Most critics who write about Narnia are evangelical Christians, and they claim Lewis as one of their own. The point of their analysis is usually to proselytize, and Lewis' reputation has suffered as a result. Most secular intellectuals view him and people who are interested in him with suspicion or contempt. Yet Miller, who does not identify as a Christian, is an uncommonly independent-minded critic. (Full disclosure: She edited a few reviews I wrote for Salon years ago; we've since maintained an occasional correspondence.) For this, her first book, she chose to explore a patch of literary territory that few of her peers would brave.

Her choice is our boon. "The Magician's Book" is an engrossing story of a reader's education.

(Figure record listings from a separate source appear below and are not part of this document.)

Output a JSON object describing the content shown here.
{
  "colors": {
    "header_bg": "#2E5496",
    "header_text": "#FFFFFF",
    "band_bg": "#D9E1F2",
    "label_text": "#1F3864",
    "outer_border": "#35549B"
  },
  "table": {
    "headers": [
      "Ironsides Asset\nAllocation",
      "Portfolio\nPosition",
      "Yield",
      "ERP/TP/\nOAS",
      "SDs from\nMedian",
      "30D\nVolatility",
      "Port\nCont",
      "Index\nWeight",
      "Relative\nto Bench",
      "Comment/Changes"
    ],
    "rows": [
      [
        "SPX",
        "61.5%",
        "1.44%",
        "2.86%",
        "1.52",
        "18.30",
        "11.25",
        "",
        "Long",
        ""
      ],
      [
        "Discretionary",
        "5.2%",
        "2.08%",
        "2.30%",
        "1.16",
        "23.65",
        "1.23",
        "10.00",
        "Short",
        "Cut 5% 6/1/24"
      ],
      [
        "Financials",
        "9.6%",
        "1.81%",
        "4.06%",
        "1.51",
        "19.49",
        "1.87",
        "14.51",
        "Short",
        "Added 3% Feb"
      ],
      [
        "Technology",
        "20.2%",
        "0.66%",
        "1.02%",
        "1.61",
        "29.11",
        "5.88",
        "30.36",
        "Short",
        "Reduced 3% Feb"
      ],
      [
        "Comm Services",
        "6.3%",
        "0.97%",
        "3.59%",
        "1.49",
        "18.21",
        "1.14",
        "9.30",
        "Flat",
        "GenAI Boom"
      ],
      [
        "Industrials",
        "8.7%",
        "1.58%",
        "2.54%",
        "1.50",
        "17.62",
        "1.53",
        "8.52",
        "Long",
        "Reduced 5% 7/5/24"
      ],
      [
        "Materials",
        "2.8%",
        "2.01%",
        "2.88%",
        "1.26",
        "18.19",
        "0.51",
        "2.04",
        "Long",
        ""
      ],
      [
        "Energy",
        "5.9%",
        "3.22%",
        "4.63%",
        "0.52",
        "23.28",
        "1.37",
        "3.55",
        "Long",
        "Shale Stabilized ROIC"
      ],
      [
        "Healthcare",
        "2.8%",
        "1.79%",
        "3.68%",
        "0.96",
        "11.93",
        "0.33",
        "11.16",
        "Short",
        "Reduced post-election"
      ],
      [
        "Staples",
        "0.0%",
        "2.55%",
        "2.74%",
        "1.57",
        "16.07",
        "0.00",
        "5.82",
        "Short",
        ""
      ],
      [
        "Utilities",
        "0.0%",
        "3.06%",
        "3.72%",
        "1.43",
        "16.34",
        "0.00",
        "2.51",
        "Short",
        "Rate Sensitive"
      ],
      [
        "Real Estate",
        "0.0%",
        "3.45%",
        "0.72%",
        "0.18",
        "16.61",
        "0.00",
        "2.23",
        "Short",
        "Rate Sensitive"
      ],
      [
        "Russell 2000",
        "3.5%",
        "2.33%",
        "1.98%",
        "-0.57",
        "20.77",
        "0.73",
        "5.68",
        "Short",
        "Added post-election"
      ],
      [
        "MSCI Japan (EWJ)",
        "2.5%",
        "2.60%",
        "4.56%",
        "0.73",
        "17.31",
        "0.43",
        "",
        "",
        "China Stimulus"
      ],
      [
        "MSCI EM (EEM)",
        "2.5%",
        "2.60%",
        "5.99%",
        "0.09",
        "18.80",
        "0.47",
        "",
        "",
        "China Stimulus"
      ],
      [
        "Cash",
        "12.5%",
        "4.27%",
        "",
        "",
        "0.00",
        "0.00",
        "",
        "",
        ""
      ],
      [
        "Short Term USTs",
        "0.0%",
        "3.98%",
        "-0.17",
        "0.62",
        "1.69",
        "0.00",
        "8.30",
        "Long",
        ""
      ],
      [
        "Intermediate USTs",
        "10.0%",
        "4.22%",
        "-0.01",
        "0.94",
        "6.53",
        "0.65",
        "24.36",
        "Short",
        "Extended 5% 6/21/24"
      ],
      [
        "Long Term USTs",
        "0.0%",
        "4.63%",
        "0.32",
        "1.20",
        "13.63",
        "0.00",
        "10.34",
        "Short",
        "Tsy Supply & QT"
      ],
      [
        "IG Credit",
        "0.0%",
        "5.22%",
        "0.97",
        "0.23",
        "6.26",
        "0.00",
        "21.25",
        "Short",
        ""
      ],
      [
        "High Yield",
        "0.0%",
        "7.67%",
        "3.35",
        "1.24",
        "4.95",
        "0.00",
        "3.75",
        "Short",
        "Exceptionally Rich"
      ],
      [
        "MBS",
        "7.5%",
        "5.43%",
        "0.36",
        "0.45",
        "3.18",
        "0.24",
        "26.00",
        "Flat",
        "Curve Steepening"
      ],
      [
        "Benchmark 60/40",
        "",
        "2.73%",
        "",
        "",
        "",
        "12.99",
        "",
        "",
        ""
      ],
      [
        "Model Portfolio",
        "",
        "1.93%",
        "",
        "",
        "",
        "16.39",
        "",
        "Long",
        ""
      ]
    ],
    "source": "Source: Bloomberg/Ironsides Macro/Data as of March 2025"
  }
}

Empathetic, rigorous, erudite, funny, generous and surprising, it is easily the best book ever written about Lewis. Miller draws sound and dazzling connections among the details of his life and literary inspirations, which ranged from medieval epics to the Victorian forerunners of modern fantasy. (She can tell you which Led Zeppelin album cover folds out to show a picture of Dunluce, the Irish castle that may have inspired Narnia's Cair Paravel.)

At the outset, however, she offers a warning: "There is one major thematic province that I will do no more than fly over: Lewis's Christianity." That field, she explains, has already been plowed. Her goal is to "illuminate [Narnia's] other, unsung dimensions, especially the deep roots of the Chronicles in the universal experiences of childhood and in English literature."